1. Coal from a nearby strip mine is pulverized for burning.
2. Ductwork (bottom left) carries flue gas to an adjacent carbon capture facility. There, it bubbles through a 52-meter-high column filled with a solution containing chemicals called amines, which absorb 90 percent of the carbon dioxide. The rest vents from the facility.
3. The carbon-rich amine solution (RAC) is piped to a heater that removes CO2; the lean solution (LAC) is piped back to repeat the process.
4. Cooling water travels through the green pipes into a chamber that helps cool carbon dioxide as part of a compression process.
5. The carbon dioxide is turned into a supercritical liquid inside this 15-megawatt compressor. Approximately 3,000 tons of carbon dioxide is captured and compressed every day.
6. A gauge at the CCS plant indicates the flow rate of carbon dioxide.
7. Most of the carbon dioxide travels 65 kilometers to an oilfield (shown here), where its injected to help boost production. But some is injected at SaskPowers site.
8. At the SaskPower site, a wellhead delivers carbon dioxide to its resting place, a saline aquifer 3.4 kilometers underground.
Oh Canada
“7. Most of the carbon dioxide travels 65 kilometers to an oilfield (shown here), where its injected to help boost production. But some is injected at SaskPowers site. “
LOL. That’s gotta give the greenies night tremors.
Harvesting a harmless, naturally occurring, inert gas and disposing it underground.
Tell me the engineers who designed this don’t shake their heads and laugh at the climate alarmists.
20 years from now when it goes up it will be one heck of a “kabloey”!
This is sad for me to read. All of this ingenuity, effort and expense in support of a complete hoax.
A solution to a nonexistent problem.
The use of CO2 for EOR appears to have initiated in the United States during the early 1960´s, as documented in one article we have come across from 1964 in the Journal of Petroleum Technology by Ramsay and Small entitled “Use of Carbon Dioxide for Water Injectivity Improvement”. Much has happened since that early era.

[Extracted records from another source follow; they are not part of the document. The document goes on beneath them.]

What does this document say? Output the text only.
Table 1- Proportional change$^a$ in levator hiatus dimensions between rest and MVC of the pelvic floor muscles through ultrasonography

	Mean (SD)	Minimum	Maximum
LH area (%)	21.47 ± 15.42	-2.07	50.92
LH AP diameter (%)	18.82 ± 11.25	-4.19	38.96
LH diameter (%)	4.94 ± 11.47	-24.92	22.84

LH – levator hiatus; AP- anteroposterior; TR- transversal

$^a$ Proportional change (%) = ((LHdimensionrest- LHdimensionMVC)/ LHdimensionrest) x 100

Injection of CO2 is based upon the mechanism of miscibility whereby the CO2 mixes with oil remaining in the reservoir at the right pressure and temperature and helps improve oil production in the final (tertiary) phase of oil reservoir life. Essentially the CO2 allows operators to recover oil that would normally be left in the ground when a field reaches the end of its conventional (post-waterflood) economic life.
World-wide there are an estimated ~100 registered CO2-floods that in 2006 produced around ~250,000 bpd, but almost ~90 of these are located in the USA and Canada, primarily in the regions illustrated by the map below covering the Permian Basin of Texas and New Mexico, the Bighorn Basin of Wyoming, the Rangely Field of Colorado and the Mississippi Salt Basin. In North Dakota CO2 from the Great Plains Coal Gasification project is injected into the light oil field at Weyburn in Saskatchewan in Canada.
...Furthermore, the anthropogenic sources in East Texas are geographically well located between the existing CO2-floods in the Permian Basin and potential EOR activity that will also evolve in the Gulf of Mexico.
Isn't this very unfair to 'Rat voters? If I were a 'Rat voter I'd be up in arms... guys I voted for doing this to me.
What an incredibly stupid thing to do. They are wasting valuable heat and CO2 that could be used to supply greenhouses. Image each coal power plant surrounded by rows of greenhouses, each heated by the plants waste heat. The greenhouses and the living plants inside would act as the air filters, taking in the CO2.
One company’s waste is another’s resource. Just like in nature.
Ping for later.. Great info
Stupid waste of effort and resources.
What a colossal waste of money.
Shouldn’t it be a lot more cost effective to build that technology into new power plants than to retrofit the old ones?